Marsaglia also serves as an adjunct faculty member at Benedictine University in the reading and literacy graduate program, and she has worked in the New Berlin school district as a language arts instructor and interventionist.
In her new role, she says she plans to focus on literacy and math, adding programs like Saxon Math and Shirley English to the curriculum. The school will also add additional online academic assessments, for students to check their progress in the course throughout the year. Those reports will be sent home to the students’ parents or guardians.
St. Patrick Catholic School celebrated its 100th year in 2010 and became a kindergarten-through-fifth-grade (originally a K-8) school that same year. The school is not parish-affiliated, so its funds must come through fundraising and tuition. A sponsorship program will be unveiled next year, and the school will give community members the opportunity to act as sponsors for a year, month, or whatever period of time for which their finances allow.
Sr.
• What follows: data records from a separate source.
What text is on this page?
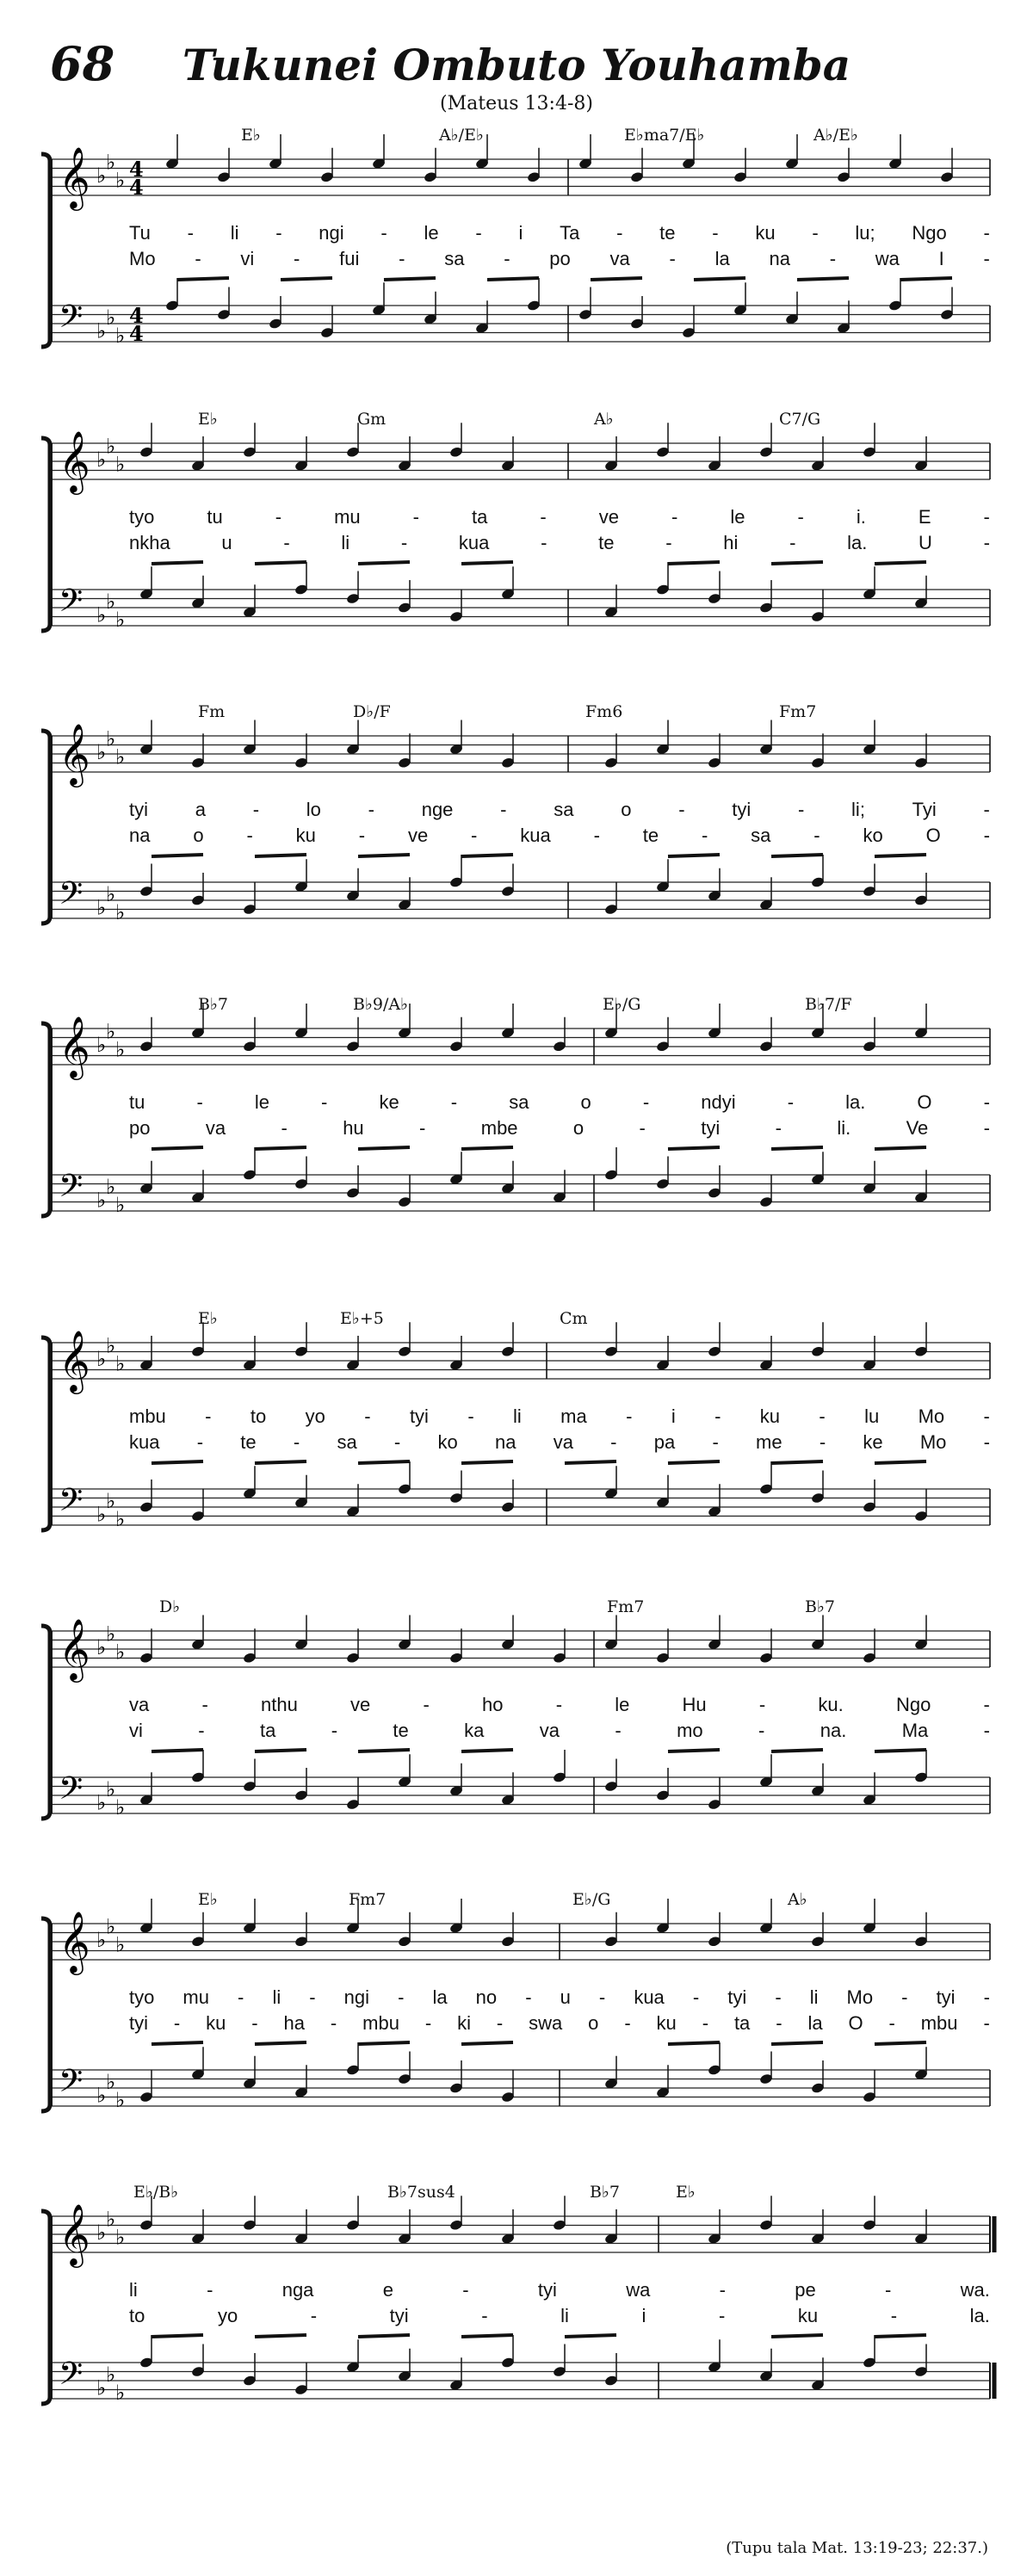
68	Tukunei Ombuto Youhamba
(Mateus 13:4-8)
𝄞
𝄢
♭
♭
♭
♭
♭
♭
4
4
4
4
E♭	A♭/E♭	E♭ma7/E♭	A♭/E♭
Tu - li - ngi - le - i Ta - te - ku - lu; Ngo -
Mo - vi - fui - sa - po va - la na - wa I -
𝄞
𝄢
♭
♭
♭
♭
♭
♭
E♭	Gm	A♭	C7/G
tyo	tu	-	mu	-	ta	-	ve	-	le	-	i.	E	-
nkha	u	-	li	-	kua	-	te	-	hi	-	la.	U	-
𝄞
𝄢
♭
♭
♭
♭
♭
♭
Fm	D♭/F	Fm6	Fm7
tyi a - lo - nge - sa o - tyi - li; Tyi -
na o - ku - ve - kua - te - sa - ko O -
𝄞
𝄢
♭
♭
♭
♭
♭
♭
B♭7	B♭9/A♭	E♭/G	B♭7/F
tu	-	le	-	ke	-	sa	o	-	ndyi	-	la.	O	-
po	va	-	hu	-	mbe	o	-	tyi	-	li.	Ve	-
𝄞
𝄢
♭
♭
♭
♭
♭
♭
E♭	E♭+5	Cm
mbu - to yo - tyi - li ma - i - ku - lu Mo -
kua - te - sa - ko na va - pa - me - ke Mo -
𝄞
𝄢
♭
♭
♭
♭
♭
♭
D♭	Fm7	B♭7
va	-	nthu	ve	-	ho	-	le	Hu	-	ku.	Ngo	-
vi	-	ta	-	te	ka	va	-	mo	-	na.	Ma	-
𝄞
𝄢
♭
♭
♭
♭
♭
♭
E♭	Fm7	E♭/G	A♭
tyo mu - li - ngi - la no - u - kua - tyi - li Mo - tyi -
tyi - ku - ha - mbu - ki - swa o - ku - ta - la O - mbu -
𝄞
𝄢
♭
♭
♭
♭
♭
♭
E♭/B♭	B♭7sus4	B♭7	E♭
li	-	nga	e	-	tyi	wa	-	pe	-	wa.
to	yo	-	tyi	-	li	i	-	ku	-	la.
(Tupu tala Mat. 13:19-23; 22:37.)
Marilyn Jean Runkel, O.P., says the school has promised the community a strategic plan and the school will continue to persevere as a self-supporting school, despite financial hardship in previous years. She says the school is putting financial woes behind it and is here to stay. The school’s monthly tuition is $73.50.
Cathedral School and Parish, a pre-kindergarten-through-eighth-grade school, which is parish-affiliated, also strives to make tuition more affordable for its students.
Casey Wichmann, development director principal at Cathedral School and Parish, says the school receives budgetary money from its parishioners, tuition and fees, as well as from annual grants. Through financial aid and other assistance programs, average monthly fees per student are $240. She says the tuition rates have remained low and have changed insignificantly in the last five years.
Rita Fuchs, principal at Cathedral School, says she is excited to see St. Patrick Catholic School has a new full-time principal.
“She sounds like a very strong principal who will help guide that school as a mission school,” Fuchs says.
Gary Sullivan, who served as interim president the last two years at the St. Patrick Catholic School, will serve in the administration on a part-time basis, as he has an invaluable connection to the community, which is important to the school, Runkel says.
“When you get connected to this place, you get connected. And it really gets into your heart,” Runkel says.
Marsaglia says she plans to take her passion as an educator into her leadership role, allowing for personal attention from the instructor in the classroom, by maintaining the size of each class to a maximum of 15 students.
She is also completing her training through the Children’s Dyslexia Center of Springfield to work with students struggling to learn to read.
“It’s my ultimate goal to make students excited about education. And I always feel like that’s the most important thing, that education is going to take them places in this world,” she says.
[CORRECTION: The original version of this story said Cathedral School and Parish was a pre-kindergarten-through-fifth grade school, but the school is a pre-kindergarten-through-eighth grade school.]